It’s all a shot in the dark (or at least a leaf on the sidewalk)

 

If we’re counting, the best I could say is I found myself captured by an essay about a walk close to thirty years ago.

The words were nothing too sensational. The magic was in the observations made, the way the reader related to each thought, and the ability demonstrated to connect a writer with an audience.

Ever since, at times I feel like I’m trying to deliver a bit of similar magic. (And, usually wonder if I’m even coming close enough to consider it a success.)

To give you an example of what this particular essay accomplished, imagine any walk you’ve taken during your life. Perhaps it involved a dirt country road or a paved city sidewalk. It could have taken place during any of the seasons, along with extreme examples of weather that such timing might offer.

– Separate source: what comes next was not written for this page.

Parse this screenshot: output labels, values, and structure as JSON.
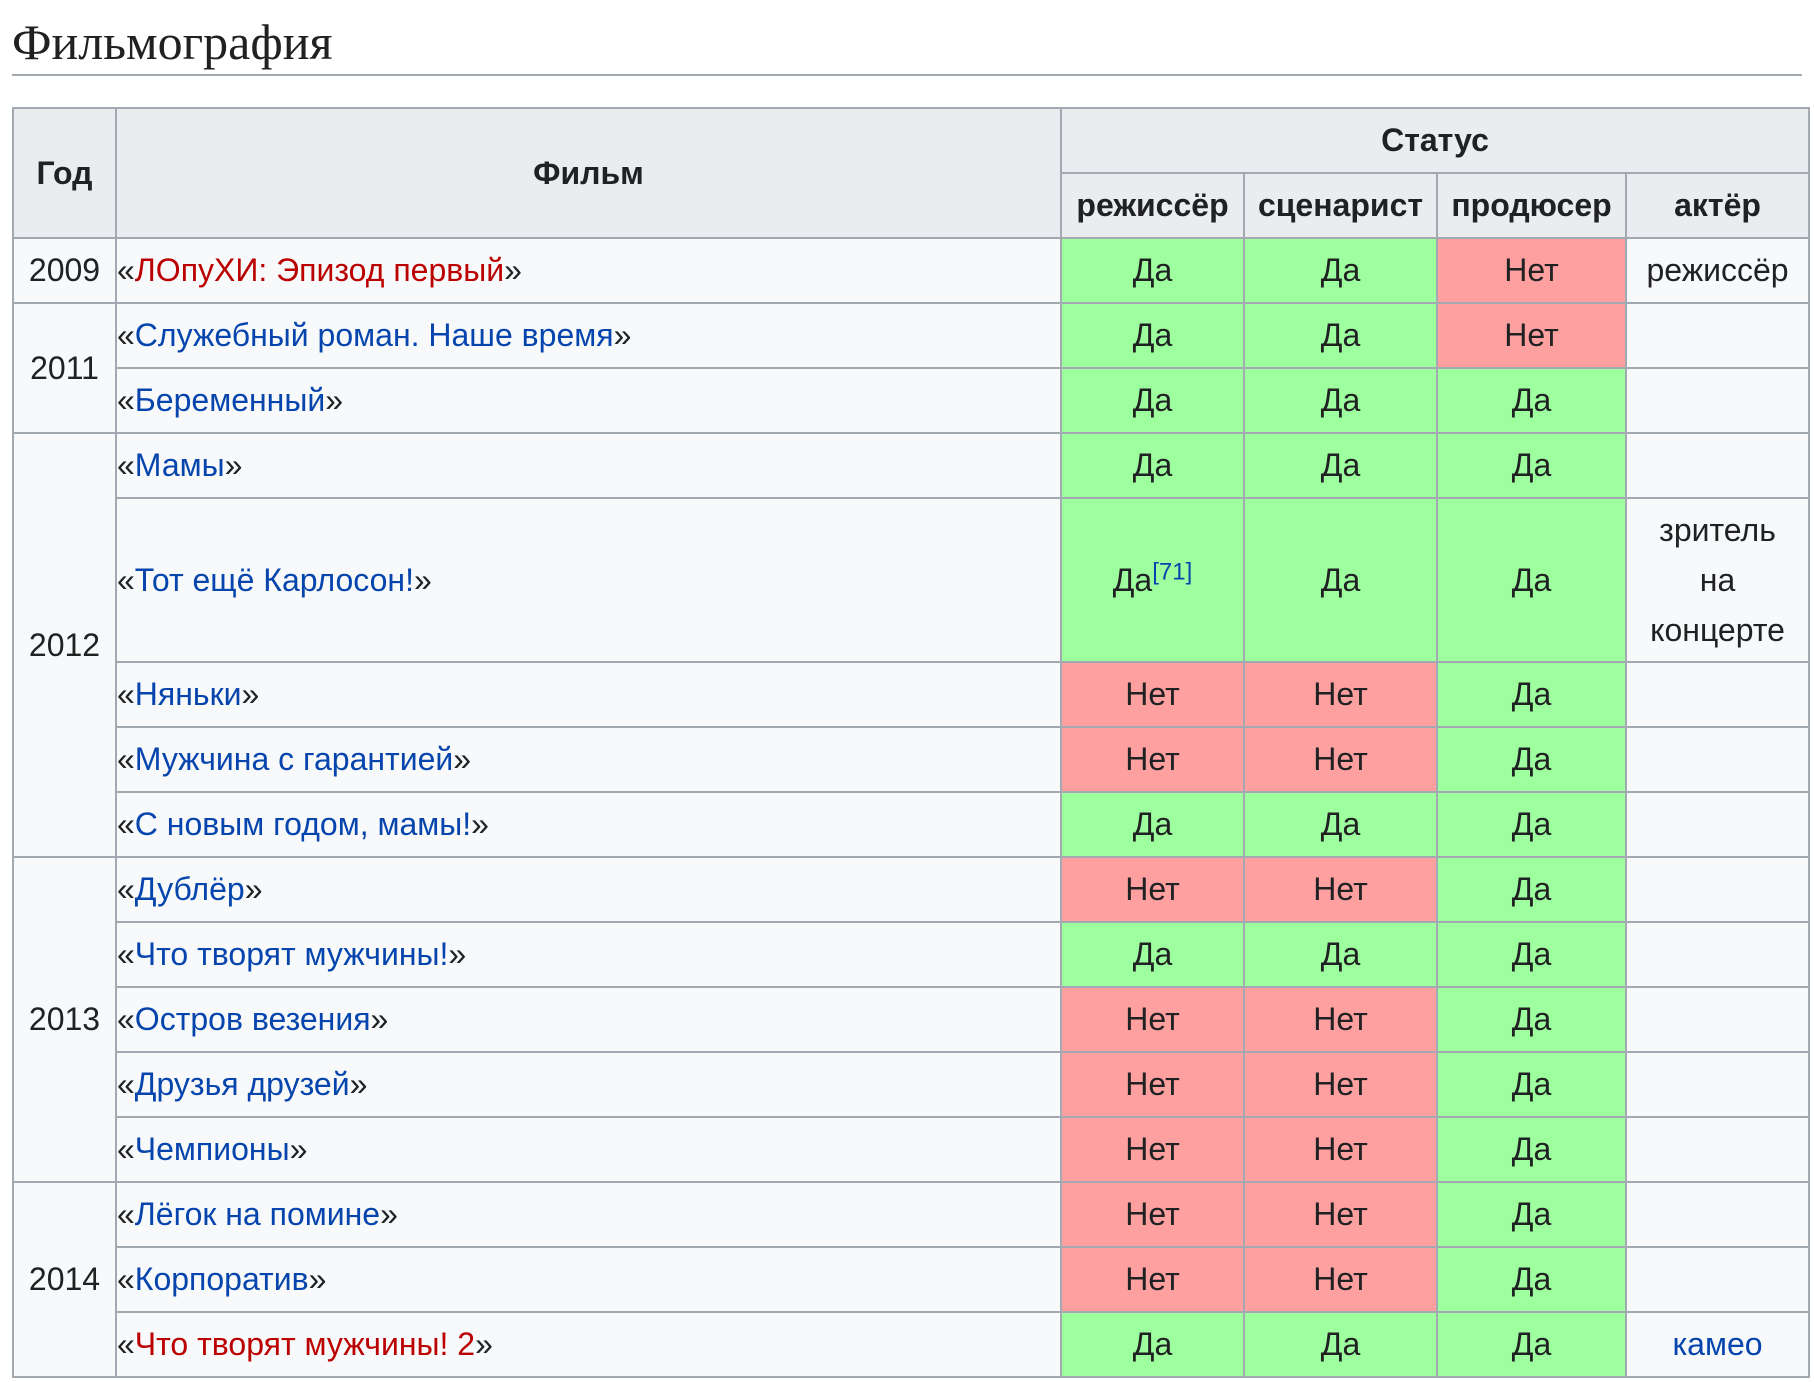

Now begin to fill in some of the surroundings. Lighting at the end of a driveway. Autumn leaves scattered on the ground along a path. A flower growing between the cracks in a cement slab. The scents from a lit fireplace… the sounds of a nearby river… dogs on a porch… manicured hedges and wild forsythia.

The other day, I was walking across our yard.

A swirling combination of factors had crashed together—a bit of dampness, the length of the grass, where I needed to go—and you could clearly see my footprints in the yard. And as I stopped and looked it over, I could begin to make out yesterday’s footprints as well.

The specific attention given for just a moment narrowed my focus. I noticed deer tracks through the grass. Softer and less defined, yes, but definitely there (and confirmed as deer by the marks in a nearby patch of mud on a road).

It’s been months since I’ve seen… actually, more than a year since I’ve seen deer in my yard. But they are still visiting. And whether I’m sipping on a coffee, washing dishes, or adjusting some shades on the windows, I usually take a few moments each day from inside to scan the yard for company.

Does that connect with you in some way?

Every spring, let’s say around mid-April, my mother and I have a conversation about hummingbirds. It generally starts the same way, with thoughts about sightings in recent days and getting feeders in place. But for us, it’s more. It goes into memories of her sister. We talk about places we’ve lived and the wildlife nearby. We share laughs about my father, a man that is constantly in motion, and makes both of us appear to be moving in reverse when it comes to tasks like keeping the bird feeders ready and the gardens maintained.

Perhaps such thoughts are special to you as well, but for many different reasons. Maybe you’re thinking about birds and woodchucks and more that make occasional appearances around your yard. Maybe you spend time with family and friends outdoors. Maybe you just really need to mow your own lawn.

Friend of mine and I were talking the other day. We were spending a few moments catching up while generally attempting to accomplish as little as possible. He brought a minute or two of silence to an end with a laugh. When I turned to look at him, he pointed to what appeared to be an otter moving into some brush on the other side of the road.

“That guy got me thinking,” he said, “about how you can leave your front door to walk those thirty or forty yards to your mailbox, and somehow you spot four or five different things that have real meaning. Things most of us take for granted.”

He’s right. I can take off on tangents from some of the simplest inspirations. Even now, writing this, I’m thinking about how people take shortcuts across the grass and wear in groves and paths that were never formally designed to be there.

I’ve actually heard that some places—think new city parks or business campuses—build the main outline of a property and then wait. After a few months, or maybe a year, the preferences of pedestrian traffic become easy to track. Worn grass here, packed dirt there. Once outlined by the feet of those using the land, the planners go back in and design more permanent walkways.

Back in my college days, we used to joke around with this expression: Even Freud said sometimes a cigar is just a cigar.

Everything does not come with some mystical and heavy significance. And yet, there are mornings when I wonder about doing laundry, the rainwater backing up in the gutters, and other assorted bits, and I consider developing them. (And with some, I actually do.) But which ones are just cigars? Which ones are paths yet to be recognized.

There are leaves appearing on the ground. Near the trees where they had been on branches the day before. The fall and collection on the lawn began a few weeks ago, with one or two a day. Now each morning seems to arrive with dozens. In a week or two, the tree will only have a few remaining.

I’ll definitely notice it’s time to clean them up before they blow into the drainage ditch and create a major project. I wonder if I’ll notice anything else.